A los 18 años, Pedro (54 años) fumaba y bebía regularmente alcohol. A los 22 empezó a coquetear con la cocaína y el beber fue progresivamente en aumento. Trabajaba en la hostelería y vivía con sus padres.
En los 10 años siguientes se casó, tuvo una hija, se divorció… Y, paralelamente, el consumo esporádico y supuestamente «controlado» evolucionó hacia un alcoholismo flagrante.
“A partir de los 28 años ya estaba hecho un adicto, es decir, bebía por la mañana, bebía al mediodía, bebía por la tarde y por la noche, todos los días. Y la rayita de coca, por supuesto, me la hacía al final de la noche”, cuenta Pedro.
A partir de la separación Pedro atravesó varias depresiones. Entonces se aferró a la bebida “como excusa”. Desde ese momento, el consumo fue en exceso. “Llegué a beber a diario hasta 15 litros de aguardiente”. A lo que añadía 10 cervezas. “Así estuve muchos años. ¿El motivo? No sé.
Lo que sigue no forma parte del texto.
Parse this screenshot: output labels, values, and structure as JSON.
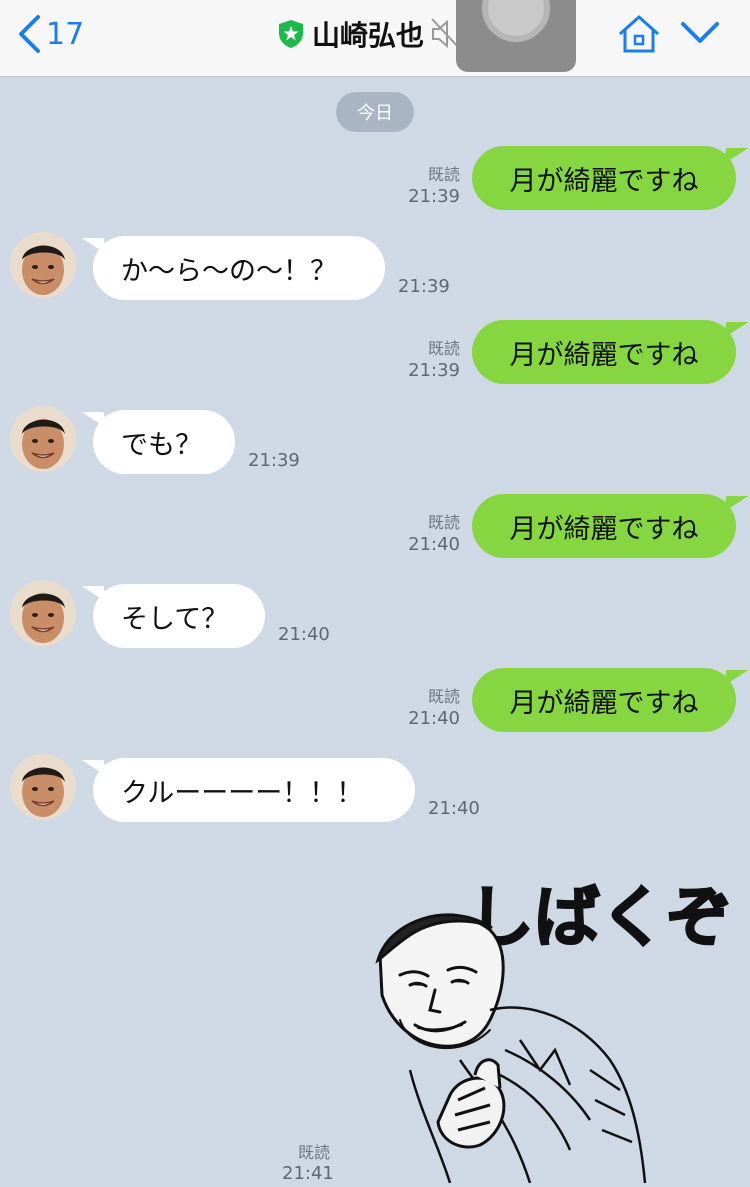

Le puedes echar la culpa a la depresión por haberme separado, tal vez…Pero lo gracioso es que me gustaba”, se sorprende Pedro. Sin embargo, su voz transmite la sensación del vacío que experimentaba en aquellos tiempos. Un aire de falta de motivación y entusiasmo que toda persona con tendencia a la adicción busca llenar con los estímulos provocados por la sustancia o por el hábito compulsivo. “A lo mejor bebiendo pensaba en ese momento que evitaba los problemas”.
Pero lo cierto es que los acumulaba: en la pareja, en el trabajo, en su organismo. El aliento, el sudor, su aspecto y sus actitudes, delataban a Jorge frente a los suyos. Sin embargo, su entorno le toleraba, quizá porque no se comportaba de manera agresiva. “La persona alcohólica piensa que todo el mundo está equivocado y que ella tiene razón”.
Sin embargo, desde los 33 años está intentando salir de la trampa, aunque sin éxito. Pero, había tocado fondo, su familia estaba mal, la economía peor. Es un punto límite después del cual ya no hay retorno. “Hay una cosa después de tocar fondo, que es lo que le ocurrió a un amigo: suicidarse. Pero a mí eso nunca se me pasó por la cabeza: cuando ya no pude más, busqué salir”, recuerda con tono dramático. “El día que dejé el alcohol estuve en mi casa tres días mal, con temblores y fiebre.
A partir del tercer día lo había conseguido”, describe Pedro su síndrome de abstinencia, una etapa que muchas personas no pueden superar sin ayuda médica, psicológica y espiritual en un centro de rehabilitación. “Salí a caminar y a mirar los bares, y me decía: si has aguantado tres días, puedes estar un mes, tres meses, un año sin volver a beber alcohol; y así lo hice”, se enorgullece. Eso sí, lo tiene claro: “Si tú quieres realmente dejarlo, puedes; yo quería y puse de mi parte”.
Tuvo un par de recaídas, pero le bastaron para darse cuenta que la bebida no era una solución. “Por recaer no se acaba el mundo, aprovechemos la experiencia acumulada y volvamos a levantarnos, continuar con las terapias, con lo que estemos haciendo. He recaído varias veces, pero he seguido.Y hoy me doy cuenta que me río más y soy más feliz afrontando los problemas de cara y con la frente en alto”.